The High Court has rejected a pharmacist’s attempt to overturn his removal from the register for selling controlled drugs without a prescription.
Hussain Jamal Rasool, registration number 2068258, was struck off the register by a General Pharmaceutical Council (GPhC) fitness-to-practise committee in August 2014, after he was caught on camera selling diazepam and Oramorph without a prescription in a 2012 BBC investigation.
Mr Rasool appealed the committee’s decision on the grounds that its chair had heard matters relating to him in another fitness-to-practise hearing, and because the sanction of removal was “disproportionate”, the court heard on February 3.
Mr Rasool argued that the committee’s chair should have removed himself from the fitness-to-practise proceedings because he had heard references to Mr Rasool in an interim order hearing regarding another employee from the same pharmacy, who was also struck off as a result of the BBC investigation.
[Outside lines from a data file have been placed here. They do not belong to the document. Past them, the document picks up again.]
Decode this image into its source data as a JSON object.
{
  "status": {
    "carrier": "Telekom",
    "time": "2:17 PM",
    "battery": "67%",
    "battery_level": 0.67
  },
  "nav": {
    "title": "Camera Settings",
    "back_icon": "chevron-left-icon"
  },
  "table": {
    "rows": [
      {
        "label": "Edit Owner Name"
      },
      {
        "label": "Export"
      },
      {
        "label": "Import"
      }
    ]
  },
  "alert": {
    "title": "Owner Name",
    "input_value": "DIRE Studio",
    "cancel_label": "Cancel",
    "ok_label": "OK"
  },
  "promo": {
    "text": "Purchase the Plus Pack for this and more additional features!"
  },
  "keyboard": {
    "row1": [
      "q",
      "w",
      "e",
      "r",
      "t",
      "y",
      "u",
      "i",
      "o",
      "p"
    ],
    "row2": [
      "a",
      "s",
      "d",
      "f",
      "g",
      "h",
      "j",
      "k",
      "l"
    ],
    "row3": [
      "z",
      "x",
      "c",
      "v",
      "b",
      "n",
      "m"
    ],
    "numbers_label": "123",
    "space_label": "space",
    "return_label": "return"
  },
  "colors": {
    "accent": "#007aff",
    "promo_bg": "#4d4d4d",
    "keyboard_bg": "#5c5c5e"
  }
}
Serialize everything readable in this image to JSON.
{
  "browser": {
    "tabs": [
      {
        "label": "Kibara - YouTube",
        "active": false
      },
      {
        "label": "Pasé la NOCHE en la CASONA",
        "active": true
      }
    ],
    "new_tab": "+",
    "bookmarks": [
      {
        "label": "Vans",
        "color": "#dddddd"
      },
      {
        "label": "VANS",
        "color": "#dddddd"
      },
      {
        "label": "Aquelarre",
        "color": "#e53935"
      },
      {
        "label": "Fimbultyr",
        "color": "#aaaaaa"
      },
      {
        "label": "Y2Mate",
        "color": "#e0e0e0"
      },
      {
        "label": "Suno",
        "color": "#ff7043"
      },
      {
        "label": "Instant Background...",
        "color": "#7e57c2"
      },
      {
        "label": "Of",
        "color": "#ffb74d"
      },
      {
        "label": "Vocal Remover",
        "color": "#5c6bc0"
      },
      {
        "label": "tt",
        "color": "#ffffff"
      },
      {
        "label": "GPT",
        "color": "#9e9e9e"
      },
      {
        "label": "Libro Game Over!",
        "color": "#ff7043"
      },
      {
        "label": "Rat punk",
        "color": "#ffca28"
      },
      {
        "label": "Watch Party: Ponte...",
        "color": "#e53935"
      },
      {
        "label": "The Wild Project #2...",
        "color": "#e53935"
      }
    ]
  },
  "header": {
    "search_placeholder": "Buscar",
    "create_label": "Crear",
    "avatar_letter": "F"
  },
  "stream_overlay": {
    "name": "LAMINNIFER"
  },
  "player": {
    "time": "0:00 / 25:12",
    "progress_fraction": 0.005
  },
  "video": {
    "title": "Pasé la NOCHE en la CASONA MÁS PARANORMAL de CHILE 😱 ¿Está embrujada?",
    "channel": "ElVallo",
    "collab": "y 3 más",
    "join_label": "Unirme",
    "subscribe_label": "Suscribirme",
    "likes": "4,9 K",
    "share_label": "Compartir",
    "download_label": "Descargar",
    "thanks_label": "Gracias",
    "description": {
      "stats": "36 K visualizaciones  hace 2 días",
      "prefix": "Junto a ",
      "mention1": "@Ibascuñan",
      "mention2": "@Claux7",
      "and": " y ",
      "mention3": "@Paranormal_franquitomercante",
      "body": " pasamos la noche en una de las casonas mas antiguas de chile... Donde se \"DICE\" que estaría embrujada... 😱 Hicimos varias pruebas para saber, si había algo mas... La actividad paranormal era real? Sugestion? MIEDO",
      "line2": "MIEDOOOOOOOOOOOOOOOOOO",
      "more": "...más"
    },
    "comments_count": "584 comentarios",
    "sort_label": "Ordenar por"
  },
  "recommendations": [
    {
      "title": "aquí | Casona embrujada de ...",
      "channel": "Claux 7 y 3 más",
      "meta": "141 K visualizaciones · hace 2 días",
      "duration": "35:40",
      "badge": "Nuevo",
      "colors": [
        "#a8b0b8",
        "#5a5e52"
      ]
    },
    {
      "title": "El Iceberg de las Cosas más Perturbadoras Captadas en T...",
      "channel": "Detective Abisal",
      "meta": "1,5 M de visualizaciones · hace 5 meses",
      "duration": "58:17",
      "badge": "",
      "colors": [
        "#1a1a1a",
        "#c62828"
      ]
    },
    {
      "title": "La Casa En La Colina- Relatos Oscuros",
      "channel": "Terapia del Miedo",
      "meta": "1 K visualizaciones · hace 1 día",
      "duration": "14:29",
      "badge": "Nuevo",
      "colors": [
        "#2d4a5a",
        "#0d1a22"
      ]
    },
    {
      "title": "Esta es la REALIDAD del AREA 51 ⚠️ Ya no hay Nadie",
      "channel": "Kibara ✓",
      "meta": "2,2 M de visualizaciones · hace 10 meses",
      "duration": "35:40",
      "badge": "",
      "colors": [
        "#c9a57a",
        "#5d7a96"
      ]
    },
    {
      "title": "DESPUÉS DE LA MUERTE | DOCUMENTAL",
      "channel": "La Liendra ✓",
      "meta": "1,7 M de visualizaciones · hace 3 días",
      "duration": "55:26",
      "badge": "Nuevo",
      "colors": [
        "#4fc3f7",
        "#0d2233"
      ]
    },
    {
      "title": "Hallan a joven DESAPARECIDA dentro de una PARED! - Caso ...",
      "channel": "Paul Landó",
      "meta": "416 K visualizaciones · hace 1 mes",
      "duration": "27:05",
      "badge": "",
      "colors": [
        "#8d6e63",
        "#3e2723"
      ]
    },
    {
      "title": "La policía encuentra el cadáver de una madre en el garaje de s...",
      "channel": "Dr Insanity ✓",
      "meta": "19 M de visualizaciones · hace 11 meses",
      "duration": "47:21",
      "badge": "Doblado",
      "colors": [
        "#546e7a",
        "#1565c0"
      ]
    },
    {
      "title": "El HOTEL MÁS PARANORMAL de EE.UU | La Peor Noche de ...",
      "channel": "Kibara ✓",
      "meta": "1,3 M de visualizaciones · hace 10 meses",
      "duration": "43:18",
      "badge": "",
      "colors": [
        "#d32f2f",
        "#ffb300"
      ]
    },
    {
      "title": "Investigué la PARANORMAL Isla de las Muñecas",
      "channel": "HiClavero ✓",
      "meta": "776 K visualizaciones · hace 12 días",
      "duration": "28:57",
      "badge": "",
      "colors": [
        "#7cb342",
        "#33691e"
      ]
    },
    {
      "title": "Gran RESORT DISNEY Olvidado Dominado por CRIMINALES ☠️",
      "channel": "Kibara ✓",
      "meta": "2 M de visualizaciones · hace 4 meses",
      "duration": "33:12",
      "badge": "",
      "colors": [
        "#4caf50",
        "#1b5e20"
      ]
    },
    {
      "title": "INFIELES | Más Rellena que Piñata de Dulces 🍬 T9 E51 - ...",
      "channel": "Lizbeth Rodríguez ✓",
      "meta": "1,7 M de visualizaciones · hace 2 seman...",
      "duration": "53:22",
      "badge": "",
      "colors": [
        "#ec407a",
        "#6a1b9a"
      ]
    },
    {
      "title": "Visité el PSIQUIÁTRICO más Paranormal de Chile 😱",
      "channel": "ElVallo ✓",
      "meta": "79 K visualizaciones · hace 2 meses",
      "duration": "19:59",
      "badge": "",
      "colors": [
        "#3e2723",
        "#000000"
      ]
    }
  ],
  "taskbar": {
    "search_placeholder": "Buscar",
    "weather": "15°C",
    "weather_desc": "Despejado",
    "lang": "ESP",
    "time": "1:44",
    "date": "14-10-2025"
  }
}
But the High Court said this material had “amounted to no more than an out-of-court assertion” and did “not appear to have been of any relevance” to the hearings of either individual.The chair of Mr Rasool’s case could not even remember what this information had been, the court heard.
'No possibility of bias'
The chair was an “experienced QC” who regularly presided over GPhC hearings, the court said. It did not agree that there had been a “real possibility of bias” towards Mr Rasool’s case and rejected this argument.
Mr Rasool also claimed that the GPhC’s decision to strike him off had been disproportionate, and had given “undue weight to BBC publicity” without taking into account that he was remorseful and had “co-operated fully with police”.
But the court ruled there was “nothing to support” the claim that the GPhC committee had placed "any" weight on the BBC publicity. It highlighted that Mr Rasool had “deliberately flouted the law” and backed the committee's original ruling that Mr Rasool's conduct was "fundamentally incompatible" with remaining on the register.
Pharmacy lawyer Noel Wardle told C+D that the High Court’s decision was “unsurprising” as successful appeals were “rare”. Although there were some cases where taking a fitness-to-practise ruling to appeal “ought to be pursued”, these were “few and far between”, said Mr Wardle, a partner at Charles Russell Speechlys LLP.
“I don’t think the prospects were high for a successful appeal in this case,” he added.